2 thoughts on “Start Up No.1,149: Apple’s AR patent surfaces, Huawei’s unsellable Mate 30, China’s Twitter troll scheme, and more

  1. Re Google Play on Huawei. Not a solution for the mass market, but adding all the Google stuff (services, then Appstore, then the rest of the apps) is trivial and is being done daily by thousands of people on Amazon Fire tablets, hacky Android forks (LineageOS …), and Chinese-market handsets.

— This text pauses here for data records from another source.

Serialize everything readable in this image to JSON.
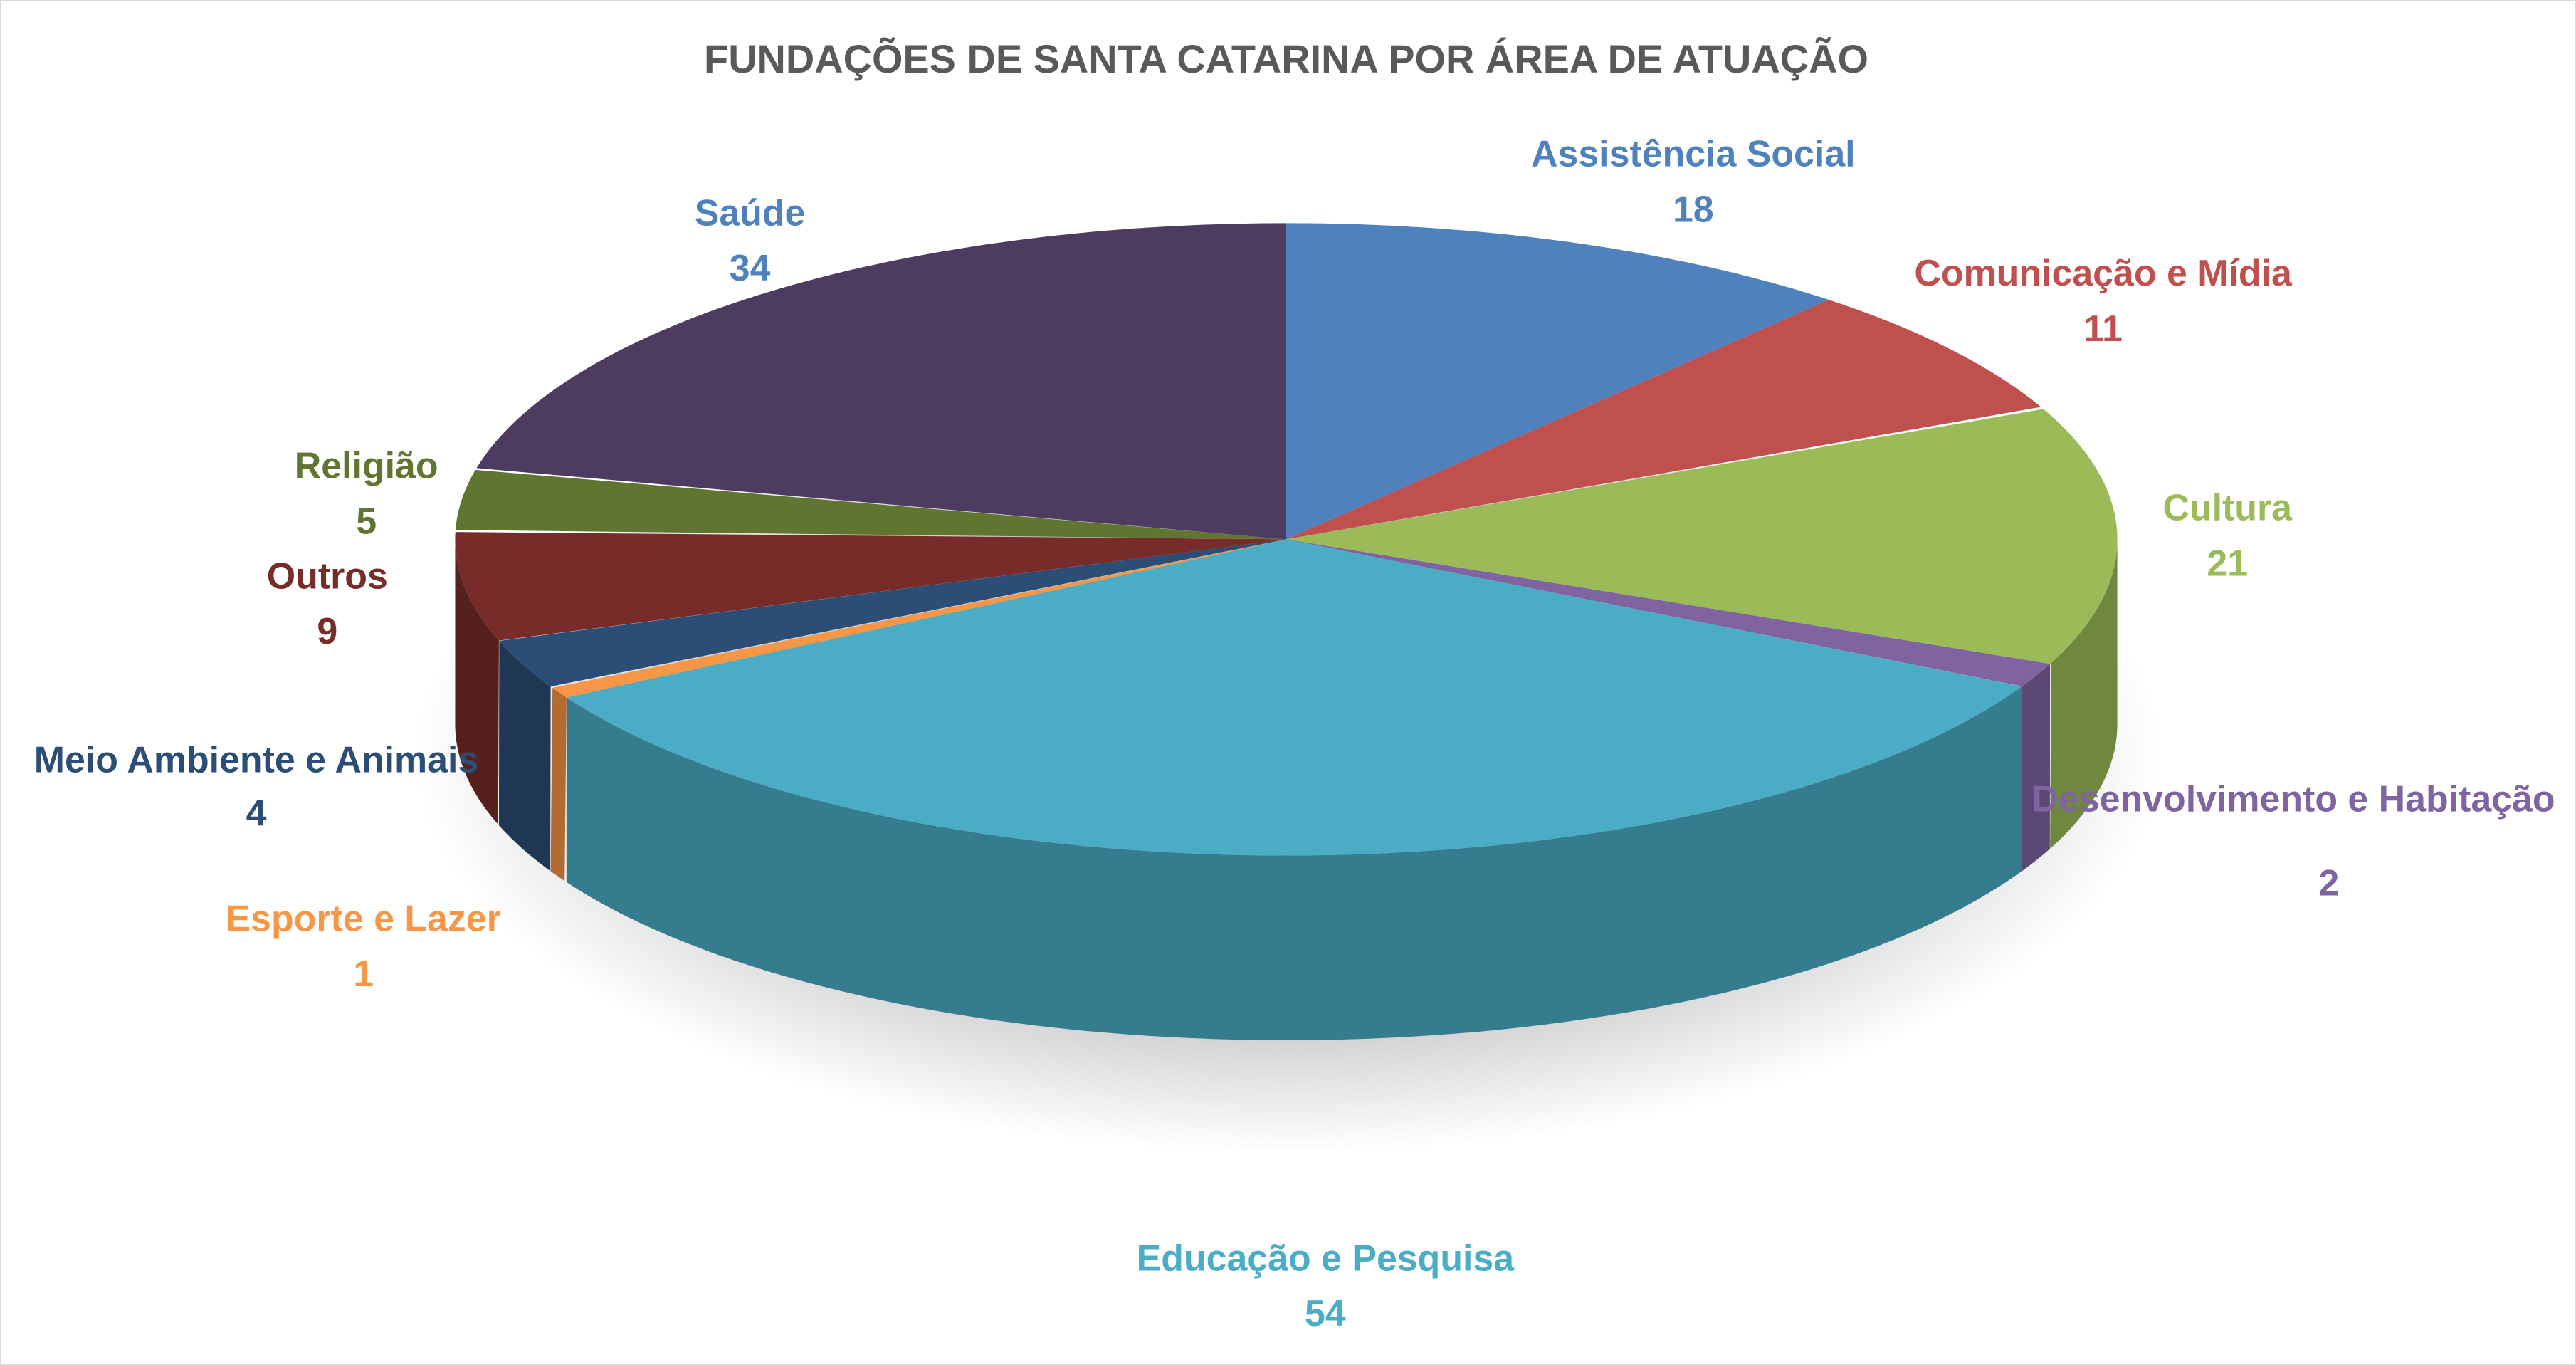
{
  "chart_data": {
    "type": "pie",
    "title": "FUNDAÇÕES DE SANTA CATARINA POR ÁREA DE ATUAÇÃO",
    "categories": [
      "Assistência Social",
      "Comunicação e Mídia",
      "Cultura",
      "Desenvolvimento e Habitação",
      "Educação e Pesquisa",
      "Esporte e Lazer",
      "Meio Ambiente e Animais",
      "Outros",
      "Religião",
      "Saúde"
    ],
    "values": [
      18,
      11,
      21,
      2,
      54,
      1,
      4,
      9,
      5,
      34
    ],
    "value_labels": [
      "18",
      "11",
      "21",
      "2",
      "54",
      "1",
      "4",
      "9",
      "5",
      "34"
    ],
    "colors": [
      "#4F81BD",
      "#C0504D",
      "#9BBB59",
      "#8064A2",
      "#4BACC6",
      "#F79646",
      "#2C4D75",
      "#772C2A",
      "#5F7530",
      "#4D3B62"
    ],
    "label_colors": [
      "#4F81BD",
      "#C0504D",
      "#9BBB59",
      "#8064A2",
      "#4BACC6",
      "#F79646",
      "#2C4D75",
      "#772C2A",
      "#5F7530",
      "#4F81BD"
    ],
    "style": "3d-pie",
    "legend": "none"
  }
}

At worst it’s “download the .apk, then click on it”, at best there’s a “Google Playstore” app in the OEM’s own AppStore and you install that like any old app.

    Not for everyone, but Huawei seems to have outdone themselves with the cameras again, so serious photographers (maybe even videographers this time) might find those 2 clics worth the effort.

    I’m really curious if the ban will last, or is just a Trumpian flash in the pan.

  2. That article on the A13 was very sad, I’m not sure how many times I can read “20% more performance” (which BTW is fairly standard on ARM platforms I don’t think I’ve ever seen Qualcomm or ARM claim less; plus “performance” is very vague: single-thread, multi-thread, I/O, image processing… ?). Also, claiming “integrated” is getting tiring when it’s not backed up or at least illustrated. I’m very unclear about what it means, actually, there certainly was a disconnect between power consumption and battery capacity until recently, and that’s like step 0 of “integration”.

    I’m sure the A13is brilliant and makes interesting choices. I’m sure Anandtech will have an excellent Deep Dive on it in a few weeks, with actual performance, power consumption, trade offs and competition analysis.